There is considerable debate about whether the United States faces a retirement crisis and the possible extent of it.
President & CEO, Employee Benefit Research Institute
Research by the Employee Benefit Research Institute (EBRI) and others has shown that many workers will face a shortfall in the amount they’ve saved for retirement — and that this shortfall is highly dependent upon the availability of a workplace retirement savings program.
EBRI research shows that workers ages 35-39 with no access to a workplace Defined Contribution (DC) plan have a deficit more than five times higher than those with at least 20 years of access to such a plan.

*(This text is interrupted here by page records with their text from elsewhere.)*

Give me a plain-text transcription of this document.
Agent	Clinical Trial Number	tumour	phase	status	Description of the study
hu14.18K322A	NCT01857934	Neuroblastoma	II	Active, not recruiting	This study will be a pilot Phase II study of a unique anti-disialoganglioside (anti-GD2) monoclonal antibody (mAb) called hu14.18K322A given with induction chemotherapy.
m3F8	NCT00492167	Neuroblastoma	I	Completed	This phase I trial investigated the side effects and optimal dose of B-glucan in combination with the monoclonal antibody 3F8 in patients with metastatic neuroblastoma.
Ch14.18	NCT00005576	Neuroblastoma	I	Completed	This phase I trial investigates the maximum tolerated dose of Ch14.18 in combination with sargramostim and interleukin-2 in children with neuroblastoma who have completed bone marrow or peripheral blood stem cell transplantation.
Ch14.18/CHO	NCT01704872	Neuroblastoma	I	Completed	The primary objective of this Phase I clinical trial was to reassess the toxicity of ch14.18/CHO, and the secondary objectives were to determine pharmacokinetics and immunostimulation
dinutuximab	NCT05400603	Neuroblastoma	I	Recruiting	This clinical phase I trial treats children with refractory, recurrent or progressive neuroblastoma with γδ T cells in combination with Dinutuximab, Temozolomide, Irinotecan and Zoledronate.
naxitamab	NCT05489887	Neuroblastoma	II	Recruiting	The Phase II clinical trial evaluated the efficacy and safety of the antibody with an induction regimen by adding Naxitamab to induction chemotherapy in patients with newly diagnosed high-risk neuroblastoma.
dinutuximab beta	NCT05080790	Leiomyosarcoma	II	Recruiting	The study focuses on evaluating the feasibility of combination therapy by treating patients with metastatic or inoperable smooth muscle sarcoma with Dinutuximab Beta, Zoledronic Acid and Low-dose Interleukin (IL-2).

Yet, according to the Retirement Confidence Survey, just 75% of employed workers report being offered a DC retirement savings plan by their current employer. Those with out a DC plan also tend to have lower household income — one-third earn less than $35,000 per year, whereas just 5% of those with a DC plan have earnings this low. They are also less likely to have high savings levels, to have ever saved for retirement, or to have calculated how much they need for retirement.
In addition, workers who say they are confident about retirement are far more likely to be satisfied with the fund or investment options available to them in their workplace savings plan as well as the tools and resources available that help them determine how much to save and how to generate a guaranteed stream of income in retirement than those who are not confident. Overall, 89% of those who say they are confident about their retirement are satisfied with their workplace retirement plan, compared with 48% of those not confident.
Furthermore, more than three-quarters of very confident workers engaged in some way with their retirement plan in the past year, compared with half of those who said they were not confident about retirement. And the number-one way that very confident workers engaged with their plan was by increasing the amount they contributed to it.
The proliferation of DC plans with automatic enrollment, automatic contribution escalation, and default investment options such as target-date funds over the past decade and a half have done much to bring workers into established DC plans. However, such features don’t solve the fundamental issue of access. Such features also don’t fully address engagement. Interestingly, in the EBRI Retiree Reflections Survey, current retirees overwhelmingly said they wished they’d saved more and planned earlier for retirement. Employers and workplace savings programs can be key in supporting this goal.